Wisława Szymborska poetessa che ha lo stile asciutto e ricco della sua personalità e del suo genio, ci addentriamo nella seconda parte della poesia con Don Giuseppe. Per leggere la prima parte, cliccate qui.

Domande poste a me stessa

immagine da pixabay

Qual è il contenuto del sorriso
e d’una stretta di mano?
Nel dare il benvenuto
non sei mai lontana
come a volte è lontano
l’uomo dall’uomo
quando dà un giudizio ostile
a prima vista?

Ogni umana sorte
apri come un libro
cercando emozione
non nei suoi caratteri,
non nell’edizione?
Con certezza tutto,
afferri della gente?

Risposta evasiva la tua,
insincera,
uno scherzo da niente –
i danni li hai calcolati?
Irrealizzate amicizie,
mondi ghiacciati.

Sai che l’amicizia va
concreata come l’amore?
C’è chi non ha retto il passo
in questa dura fatica.
E negli errori degli amici
non c’era colpa tua?
C’è chi si è lamentato e consigliato.
Quante le lacrime versate
prima che tu portassi aiuto?

Corresponsabile
della felicità di millenni –
forse ti è sfuggito
il singolo minuto
la lacrima, la smorfia sul viso?
Non scansi mai
l’altrui fatica?

Il bicchiere era sul tavolo
e nessuno lo ha notato,
finché non è caduto
per un gesto distratto.

Ma è tutto così semplice
nei rapporti fra la gente?

Wislawa Szymborska, La gioia di scrivere. Tutte le poesie (Milano, Adelphi, 2009).

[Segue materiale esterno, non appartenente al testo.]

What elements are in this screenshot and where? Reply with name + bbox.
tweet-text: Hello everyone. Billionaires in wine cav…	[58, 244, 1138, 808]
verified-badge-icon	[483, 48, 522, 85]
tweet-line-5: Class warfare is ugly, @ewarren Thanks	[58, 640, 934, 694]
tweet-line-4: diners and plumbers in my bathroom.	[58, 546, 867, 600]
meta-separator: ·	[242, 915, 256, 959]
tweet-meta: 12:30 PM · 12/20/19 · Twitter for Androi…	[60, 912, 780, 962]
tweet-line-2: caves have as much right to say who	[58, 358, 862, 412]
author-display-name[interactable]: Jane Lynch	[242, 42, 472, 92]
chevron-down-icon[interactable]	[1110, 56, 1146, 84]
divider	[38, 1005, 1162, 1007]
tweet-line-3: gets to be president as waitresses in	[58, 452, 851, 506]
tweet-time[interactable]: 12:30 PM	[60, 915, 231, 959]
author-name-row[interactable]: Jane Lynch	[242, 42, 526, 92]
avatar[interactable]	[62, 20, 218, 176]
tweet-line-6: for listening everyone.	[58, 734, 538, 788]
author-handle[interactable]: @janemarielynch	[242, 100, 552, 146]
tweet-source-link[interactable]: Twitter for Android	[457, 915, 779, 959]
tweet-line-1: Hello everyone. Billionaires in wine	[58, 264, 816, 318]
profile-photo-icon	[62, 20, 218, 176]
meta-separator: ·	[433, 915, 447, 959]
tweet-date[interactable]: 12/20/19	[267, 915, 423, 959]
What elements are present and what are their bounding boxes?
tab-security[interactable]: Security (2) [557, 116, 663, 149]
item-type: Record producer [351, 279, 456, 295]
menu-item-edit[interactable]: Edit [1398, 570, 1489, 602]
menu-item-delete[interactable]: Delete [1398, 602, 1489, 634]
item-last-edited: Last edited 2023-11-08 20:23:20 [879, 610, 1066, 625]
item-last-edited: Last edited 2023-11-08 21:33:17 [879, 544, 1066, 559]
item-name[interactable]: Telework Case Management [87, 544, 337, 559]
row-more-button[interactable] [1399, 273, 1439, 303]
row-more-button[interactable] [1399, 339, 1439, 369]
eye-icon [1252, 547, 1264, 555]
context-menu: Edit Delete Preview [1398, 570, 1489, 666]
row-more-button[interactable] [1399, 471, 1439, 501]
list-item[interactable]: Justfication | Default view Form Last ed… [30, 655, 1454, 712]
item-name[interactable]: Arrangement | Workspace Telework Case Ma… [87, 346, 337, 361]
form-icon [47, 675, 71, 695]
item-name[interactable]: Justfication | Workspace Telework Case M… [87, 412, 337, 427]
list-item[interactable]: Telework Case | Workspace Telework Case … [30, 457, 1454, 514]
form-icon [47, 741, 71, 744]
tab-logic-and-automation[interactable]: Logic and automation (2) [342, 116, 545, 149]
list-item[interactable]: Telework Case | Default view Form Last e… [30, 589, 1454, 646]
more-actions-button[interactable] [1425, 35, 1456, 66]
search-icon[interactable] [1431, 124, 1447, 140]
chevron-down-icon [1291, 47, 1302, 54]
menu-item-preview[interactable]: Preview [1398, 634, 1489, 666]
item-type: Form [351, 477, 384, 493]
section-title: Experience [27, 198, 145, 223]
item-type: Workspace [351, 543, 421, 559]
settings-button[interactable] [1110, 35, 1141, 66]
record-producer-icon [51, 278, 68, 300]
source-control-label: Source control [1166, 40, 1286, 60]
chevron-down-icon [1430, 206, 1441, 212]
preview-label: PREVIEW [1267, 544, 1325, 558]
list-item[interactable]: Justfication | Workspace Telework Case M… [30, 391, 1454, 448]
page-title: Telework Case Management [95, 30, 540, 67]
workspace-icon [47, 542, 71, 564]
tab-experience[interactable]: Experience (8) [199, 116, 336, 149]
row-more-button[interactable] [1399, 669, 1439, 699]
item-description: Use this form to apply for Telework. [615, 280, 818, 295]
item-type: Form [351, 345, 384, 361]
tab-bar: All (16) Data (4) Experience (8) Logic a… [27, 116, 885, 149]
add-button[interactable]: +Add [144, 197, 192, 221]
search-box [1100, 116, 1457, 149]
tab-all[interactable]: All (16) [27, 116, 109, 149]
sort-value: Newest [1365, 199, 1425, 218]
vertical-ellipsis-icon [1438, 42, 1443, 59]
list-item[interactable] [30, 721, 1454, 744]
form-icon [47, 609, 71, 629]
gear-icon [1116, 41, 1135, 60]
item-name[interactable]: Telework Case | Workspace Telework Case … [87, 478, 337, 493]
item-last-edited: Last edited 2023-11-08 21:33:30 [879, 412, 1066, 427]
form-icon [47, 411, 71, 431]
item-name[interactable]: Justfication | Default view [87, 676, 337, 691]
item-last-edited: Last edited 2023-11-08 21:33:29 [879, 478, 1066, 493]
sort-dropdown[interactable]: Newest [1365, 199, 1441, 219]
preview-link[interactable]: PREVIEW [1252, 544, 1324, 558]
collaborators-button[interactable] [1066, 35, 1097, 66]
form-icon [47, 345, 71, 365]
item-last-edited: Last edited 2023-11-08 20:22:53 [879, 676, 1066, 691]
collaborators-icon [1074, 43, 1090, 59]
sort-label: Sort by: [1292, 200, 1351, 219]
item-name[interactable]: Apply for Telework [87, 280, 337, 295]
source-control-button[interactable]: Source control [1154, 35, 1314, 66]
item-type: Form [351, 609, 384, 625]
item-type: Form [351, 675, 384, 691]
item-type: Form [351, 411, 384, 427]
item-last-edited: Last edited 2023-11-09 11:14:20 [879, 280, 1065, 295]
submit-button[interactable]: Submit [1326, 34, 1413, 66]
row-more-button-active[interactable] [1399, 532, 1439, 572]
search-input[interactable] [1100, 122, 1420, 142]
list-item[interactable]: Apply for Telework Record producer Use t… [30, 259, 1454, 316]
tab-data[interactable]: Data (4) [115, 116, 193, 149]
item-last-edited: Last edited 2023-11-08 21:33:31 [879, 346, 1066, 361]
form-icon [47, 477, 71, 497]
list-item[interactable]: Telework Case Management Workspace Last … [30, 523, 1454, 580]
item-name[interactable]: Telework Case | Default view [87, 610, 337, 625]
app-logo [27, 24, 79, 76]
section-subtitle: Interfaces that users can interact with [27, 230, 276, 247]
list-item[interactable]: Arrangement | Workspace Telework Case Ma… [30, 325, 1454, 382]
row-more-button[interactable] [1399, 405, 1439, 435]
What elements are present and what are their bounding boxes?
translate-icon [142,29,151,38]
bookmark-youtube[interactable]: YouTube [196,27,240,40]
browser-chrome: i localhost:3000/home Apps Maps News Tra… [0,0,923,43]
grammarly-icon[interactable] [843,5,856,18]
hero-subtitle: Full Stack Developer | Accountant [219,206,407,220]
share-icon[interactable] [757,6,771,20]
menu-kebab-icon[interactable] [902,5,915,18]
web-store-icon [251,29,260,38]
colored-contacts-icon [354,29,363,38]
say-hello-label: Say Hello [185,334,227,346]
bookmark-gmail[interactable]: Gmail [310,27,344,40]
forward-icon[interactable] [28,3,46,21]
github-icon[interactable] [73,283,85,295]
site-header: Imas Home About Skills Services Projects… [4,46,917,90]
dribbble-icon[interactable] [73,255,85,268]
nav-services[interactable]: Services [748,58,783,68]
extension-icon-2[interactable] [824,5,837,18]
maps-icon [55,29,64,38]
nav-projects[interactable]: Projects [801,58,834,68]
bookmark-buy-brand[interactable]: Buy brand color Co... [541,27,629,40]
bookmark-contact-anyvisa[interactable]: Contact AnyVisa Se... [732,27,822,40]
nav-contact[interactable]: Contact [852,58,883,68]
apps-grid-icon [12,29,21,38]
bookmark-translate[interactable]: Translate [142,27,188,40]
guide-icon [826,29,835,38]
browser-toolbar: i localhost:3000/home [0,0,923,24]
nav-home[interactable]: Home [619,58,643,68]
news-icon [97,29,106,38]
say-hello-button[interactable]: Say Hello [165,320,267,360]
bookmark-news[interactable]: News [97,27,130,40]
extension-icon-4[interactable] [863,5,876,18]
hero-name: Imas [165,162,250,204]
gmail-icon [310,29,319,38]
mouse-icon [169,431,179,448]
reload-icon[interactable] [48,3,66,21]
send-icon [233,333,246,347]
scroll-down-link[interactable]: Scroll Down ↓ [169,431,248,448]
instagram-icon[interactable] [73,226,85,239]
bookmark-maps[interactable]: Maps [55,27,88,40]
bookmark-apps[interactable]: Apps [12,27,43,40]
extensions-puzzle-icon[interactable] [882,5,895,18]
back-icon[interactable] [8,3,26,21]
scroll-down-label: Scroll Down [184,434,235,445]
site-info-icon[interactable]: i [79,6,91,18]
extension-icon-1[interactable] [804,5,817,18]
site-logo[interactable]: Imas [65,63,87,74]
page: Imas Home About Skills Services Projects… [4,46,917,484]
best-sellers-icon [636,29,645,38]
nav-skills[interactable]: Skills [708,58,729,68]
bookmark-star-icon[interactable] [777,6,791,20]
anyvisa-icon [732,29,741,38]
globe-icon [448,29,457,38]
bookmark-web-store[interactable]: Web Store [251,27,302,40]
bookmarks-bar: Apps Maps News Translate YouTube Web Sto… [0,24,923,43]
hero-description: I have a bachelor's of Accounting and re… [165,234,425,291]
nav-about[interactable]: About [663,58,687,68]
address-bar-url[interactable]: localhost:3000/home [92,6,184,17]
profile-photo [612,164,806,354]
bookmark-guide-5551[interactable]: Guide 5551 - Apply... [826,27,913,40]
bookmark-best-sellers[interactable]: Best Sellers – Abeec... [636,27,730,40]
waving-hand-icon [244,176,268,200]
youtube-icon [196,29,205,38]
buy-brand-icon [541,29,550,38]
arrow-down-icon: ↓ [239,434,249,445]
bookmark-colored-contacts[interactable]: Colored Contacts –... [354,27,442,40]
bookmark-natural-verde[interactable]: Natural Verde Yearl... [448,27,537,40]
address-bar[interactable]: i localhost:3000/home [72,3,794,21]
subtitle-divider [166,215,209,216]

La verità profonda dei gesti

E’ domandando direttamente a se stessa che essa interroga la realtà che la circonda, ritenendo come principio della conoscenza il ritorno all’autocoscienza. In questo modo non spiega come dovrebbe essere, o procedere, la vita dei rapporti umani, neppure fa requisitorie moralistiche come di una verità scoperta e posseduta; la Szymboska non fa teorie; le domande sono una invocazione al cambiamento di sé, alla verità profonda dei gesti, alla necessità non rimandabile che si manifestino sia l’unità del proprio vissuto, sia l’unità con il vissuto degli altri. Il Bisogno cioè di essere “qualcuno” e di poter dire “tu” a “qualcuno”, il bisogno ancestrale di essere “una cosa sola”. I versi della poesia soprattutto rimangono domande, fenomenologia del senso degli umani.

L’inganno

Gli ultimi decenni hanno documentato l’accrescimento di due (non) casualmente coincidenti e inumani fenomeni sociali: la dipendenza dalla tecnologia ed il fanatismo animalista. Si è distolto il “tu” dalla persona (le cause e gli effetti non li possiamo e dobbiamo affrontare in questo articolo) e lo si è diretto a freddi device di varia natura o ad inermi ed incolpevoli animali da compagnia. E’ la riduzione dalla domanda al possesso, che ha un volto sempre violento, di segmenti della realtà che pur utili o belli o significativi, non hanno la possibilità di stare di fronte all’incombenza di essere secondo tutta la grandezza dell’umano.

Il fuoco celato

La forza della poesia, quando non è asservita al potere, alla cultura dominante, sta nel suscitare, sotto la cenere, il fuoco che è celato nel mistero del nostro intimo. Questa poesia ha il compito di ricordare che se il tempo e le occasioni non sono dirette a chiedere la novità che genera la bellezza dell’amore o dell’amicizia, la forza di una mano stretta in un saluto, la sensibilità di accostarsi al dolore dell’altro, si ricade in se stessi ed inconclusi.
La vita ha una ultima ed ineludibile direzione ad un bene intuito nel rapporto con gli altri, ci comunica la poetessa, e come fosse una speranza appena nata; come una possibilità e come una necessità.